Tawaf wada’ adalah tawaf perpisahan bagi jamaah yang akan meninggalkan Makkah.
Syarat-syarat sah dalam melakukan tawaf antara lain:
a.
Niat sesuai dengan tawaf yang akan dilakukan
b.
Sebisa mungkin menutup aurat
c.
Suci dari hadas besar dan hadas kecil
d.
Dilakukan tujuh kali putaraan dengan sempurna dan yakin.
e.
Dimulai dan diakhiri di hajar aswad
f.
Posisi ka’bah harus berada di kiri orang yang tawaf
g.
Dilaksanakan di Masjidil Haram.
4.
Sa’i antara Shafa dan Marwa
Sa’i adalah berlari-lari kecil antara bukit shafa dan
bukit marwa sebanyak tujuh kali. Dari shafa ke marwa dihitung satu kali. Waktu
pelaksanaannya setelah tawaf.

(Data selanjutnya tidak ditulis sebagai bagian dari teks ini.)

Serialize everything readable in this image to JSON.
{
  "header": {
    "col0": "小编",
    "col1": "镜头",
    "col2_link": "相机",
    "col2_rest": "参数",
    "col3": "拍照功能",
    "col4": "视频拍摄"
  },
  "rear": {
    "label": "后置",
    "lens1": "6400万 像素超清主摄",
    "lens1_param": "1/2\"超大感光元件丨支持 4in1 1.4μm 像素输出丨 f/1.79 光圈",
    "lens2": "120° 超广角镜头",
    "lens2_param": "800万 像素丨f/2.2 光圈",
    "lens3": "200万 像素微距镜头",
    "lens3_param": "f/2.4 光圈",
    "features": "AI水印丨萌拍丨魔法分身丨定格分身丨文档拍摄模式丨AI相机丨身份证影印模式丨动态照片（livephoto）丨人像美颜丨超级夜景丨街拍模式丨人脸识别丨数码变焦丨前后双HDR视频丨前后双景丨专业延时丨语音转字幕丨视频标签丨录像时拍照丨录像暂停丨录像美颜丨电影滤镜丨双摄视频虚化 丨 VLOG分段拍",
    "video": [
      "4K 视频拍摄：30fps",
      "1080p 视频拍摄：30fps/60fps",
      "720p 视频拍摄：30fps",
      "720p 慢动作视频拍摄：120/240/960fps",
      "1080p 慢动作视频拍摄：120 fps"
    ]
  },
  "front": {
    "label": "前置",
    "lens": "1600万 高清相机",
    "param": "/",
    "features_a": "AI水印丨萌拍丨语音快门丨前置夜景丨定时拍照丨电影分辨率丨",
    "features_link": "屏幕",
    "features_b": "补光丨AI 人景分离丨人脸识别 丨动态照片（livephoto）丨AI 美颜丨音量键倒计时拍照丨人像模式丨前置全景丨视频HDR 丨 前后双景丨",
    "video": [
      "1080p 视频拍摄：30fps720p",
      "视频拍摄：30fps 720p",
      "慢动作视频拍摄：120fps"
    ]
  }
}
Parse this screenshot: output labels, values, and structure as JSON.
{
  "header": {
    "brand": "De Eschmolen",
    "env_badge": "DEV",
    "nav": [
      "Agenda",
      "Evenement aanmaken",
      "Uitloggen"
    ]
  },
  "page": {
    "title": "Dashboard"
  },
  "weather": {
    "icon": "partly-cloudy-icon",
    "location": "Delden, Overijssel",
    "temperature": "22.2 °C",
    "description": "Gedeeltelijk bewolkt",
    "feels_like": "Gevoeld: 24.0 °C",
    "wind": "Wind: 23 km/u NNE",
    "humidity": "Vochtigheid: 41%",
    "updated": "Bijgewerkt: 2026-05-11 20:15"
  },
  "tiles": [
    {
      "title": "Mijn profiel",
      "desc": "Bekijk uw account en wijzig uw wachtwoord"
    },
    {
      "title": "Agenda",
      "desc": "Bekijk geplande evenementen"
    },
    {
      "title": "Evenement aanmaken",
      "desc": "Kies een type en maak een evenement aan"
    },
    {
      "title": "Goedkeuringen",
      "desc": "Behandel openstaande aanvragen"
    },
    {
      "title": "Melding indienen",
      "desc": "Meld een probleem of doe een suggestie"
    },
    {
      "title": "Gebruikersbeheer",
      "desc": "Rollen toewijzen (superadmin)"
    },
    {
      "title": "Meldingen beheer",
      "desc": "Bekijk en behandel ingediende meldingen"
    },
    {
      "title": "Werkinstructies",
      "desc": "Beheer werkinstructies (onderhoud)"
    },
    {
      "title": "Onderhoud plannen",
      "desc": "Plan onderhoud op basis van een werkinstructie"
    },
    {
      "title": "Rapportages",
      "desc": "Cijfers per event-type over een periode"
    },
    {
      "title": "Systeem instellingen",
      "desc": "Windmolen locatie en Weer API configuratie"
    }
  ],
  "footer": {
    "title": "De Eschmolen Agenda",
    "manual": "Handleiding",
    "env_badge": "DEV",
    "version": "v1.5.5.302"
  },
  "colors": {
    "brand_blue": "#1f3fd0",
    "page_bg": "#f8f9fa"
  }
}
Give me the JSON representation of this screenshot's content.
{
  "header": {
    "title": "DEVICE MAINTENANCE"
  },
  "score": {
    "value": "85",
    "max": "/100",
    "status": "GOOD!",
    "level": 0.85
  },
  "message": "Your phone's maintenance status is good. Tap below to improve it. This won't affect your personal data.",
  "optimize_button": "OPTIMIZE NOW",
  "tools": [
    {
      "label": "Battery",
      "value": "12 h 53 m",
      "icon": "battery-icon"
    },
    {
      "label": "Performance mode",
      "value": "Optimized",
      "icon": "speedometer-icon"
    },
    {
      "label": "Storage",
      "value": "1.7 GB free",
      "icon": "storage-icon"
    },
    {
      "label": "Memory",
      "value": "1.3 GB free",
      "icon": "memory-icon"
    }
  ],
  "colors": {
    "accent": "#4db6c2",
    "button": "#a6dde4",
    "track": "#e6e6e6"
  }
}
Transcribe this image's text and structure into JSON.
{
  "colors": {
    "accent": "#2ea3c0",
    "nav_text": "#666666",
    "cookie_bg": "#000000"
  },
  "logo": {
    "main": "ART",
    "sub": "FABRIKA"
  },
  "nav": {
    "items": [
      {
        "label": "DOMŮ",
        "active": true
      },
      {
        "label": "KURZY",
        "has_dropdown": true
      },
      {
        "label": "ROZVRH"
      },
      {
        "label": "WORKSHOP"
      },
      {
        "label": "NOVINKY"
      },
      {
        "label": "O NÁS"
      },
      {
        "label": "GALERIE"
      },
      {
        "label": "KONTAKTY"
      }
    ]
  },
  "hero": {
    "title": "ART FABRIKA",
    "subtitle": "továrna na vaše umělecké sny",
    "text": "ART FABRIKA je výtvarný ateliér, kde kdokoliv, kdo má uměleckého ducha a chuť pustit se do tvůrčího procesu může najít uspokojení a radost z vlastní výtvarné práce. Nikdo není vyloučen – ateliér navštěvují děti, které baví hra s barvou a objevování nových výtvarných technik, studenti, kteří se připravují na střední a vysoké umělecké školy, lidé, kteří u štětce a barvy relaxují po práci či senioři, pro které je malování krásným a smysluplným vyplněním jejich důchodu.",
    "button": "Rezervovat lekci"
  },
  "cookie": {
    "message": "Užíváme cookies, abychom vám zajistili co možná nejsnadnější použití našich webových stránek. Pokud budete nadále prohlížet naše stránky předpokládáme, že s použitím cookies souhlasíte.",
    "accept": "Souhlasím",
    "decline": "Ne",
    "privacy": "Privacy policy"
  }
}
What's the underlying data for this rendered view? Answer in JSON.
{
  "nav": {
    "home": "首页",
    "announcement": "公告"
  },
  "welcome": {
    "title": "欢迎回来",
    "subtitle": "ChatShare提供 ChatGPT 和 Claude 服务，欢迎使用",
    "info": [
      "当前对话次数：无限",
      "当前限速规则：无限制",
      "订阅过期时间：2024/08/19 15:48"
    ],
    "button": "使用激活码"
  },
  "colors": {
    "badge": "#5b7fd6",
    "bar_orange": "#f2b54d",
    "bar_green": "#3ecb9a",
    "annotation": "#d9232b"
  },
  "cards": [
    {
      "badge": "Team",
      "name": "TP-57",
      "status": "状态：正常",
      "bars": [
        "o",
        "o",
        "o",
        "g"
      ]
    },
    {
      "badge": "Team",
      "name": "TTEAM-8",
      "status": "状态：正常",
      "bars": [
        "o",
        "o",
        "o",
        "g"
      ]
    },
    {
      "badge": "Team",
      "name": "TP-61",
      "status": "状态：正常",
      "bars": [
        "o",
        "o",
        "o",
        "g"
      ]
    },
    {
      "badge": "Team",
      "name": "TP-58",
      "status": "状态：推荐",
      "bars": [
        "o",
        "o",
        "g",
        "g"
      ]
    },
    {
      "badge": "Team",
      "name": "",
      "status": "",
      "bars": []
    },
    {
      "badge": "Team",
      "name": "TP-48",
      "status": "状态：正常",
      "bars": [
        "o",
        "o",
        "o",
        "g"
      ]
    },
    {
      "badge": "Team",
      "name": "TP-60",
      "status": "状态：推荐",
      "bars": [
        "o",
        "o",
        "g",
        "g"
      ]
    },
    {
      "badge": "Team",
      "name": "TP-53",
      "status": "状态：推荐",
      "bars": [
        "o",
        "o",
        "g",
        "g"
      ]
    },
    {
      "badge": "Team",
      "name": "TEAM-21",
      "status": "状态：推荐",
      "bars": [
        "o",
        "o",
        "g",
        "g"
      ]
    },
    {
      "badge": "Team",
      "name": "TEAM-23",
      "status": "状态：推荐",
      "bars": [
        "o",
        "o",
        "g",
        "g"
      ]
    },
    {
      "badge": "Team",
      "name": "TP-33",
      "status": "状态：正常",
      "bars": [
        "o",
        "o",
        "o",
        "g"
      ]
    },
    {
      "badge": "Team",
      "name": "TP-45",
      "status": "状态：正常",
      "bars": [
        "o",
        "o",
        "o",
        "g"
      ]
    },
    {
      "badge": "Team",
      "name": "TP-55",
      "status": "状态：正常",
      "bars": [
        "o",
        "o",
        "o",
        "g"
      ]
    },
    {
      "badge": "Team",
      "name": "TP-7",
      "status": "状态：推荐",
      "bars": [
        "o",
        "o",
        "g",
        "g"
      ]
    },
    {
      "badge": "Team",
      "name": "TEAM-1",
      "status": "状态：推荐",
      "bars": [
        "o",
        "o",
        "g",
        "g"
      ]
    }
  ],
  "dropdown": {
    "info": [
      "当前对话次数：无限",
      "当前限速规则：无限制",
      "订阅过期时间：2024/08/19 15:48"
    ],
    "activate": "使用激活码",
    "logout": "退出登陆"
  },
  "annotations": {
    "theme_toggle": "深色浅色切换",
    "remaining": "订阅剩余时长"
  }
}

Syarat sah sa’i yaitu:
a.
Dilakukan tujuh kali putaran dengan sempurna dan yakin
b.
Dilakukan setelah tawaf ifadah atau tawaf qudum
c.
Dimulai dari shafa dalam bilangan ganjil dan dari marwa
dalam bilangan genap
d.
Melakukan secara sempurna jarak shafa-marwa dan marwa-shafa
e.
Dilakukan di tempat sa’i
5.
Tahallul (memotong rambut)
Tahallul adalah meotong atau mencukur rambut minimal tiga
helai. Bagi yang melaksanakan haji, tahallul dilaksanakan setelah melempar
jumrah aqabah pada tanggal 10 Dzulhijjah. Tahallul ini juga disebut tahallul
awwal. Larangan-larangan ihram kembali diperbolehkan kecuali bersenggama.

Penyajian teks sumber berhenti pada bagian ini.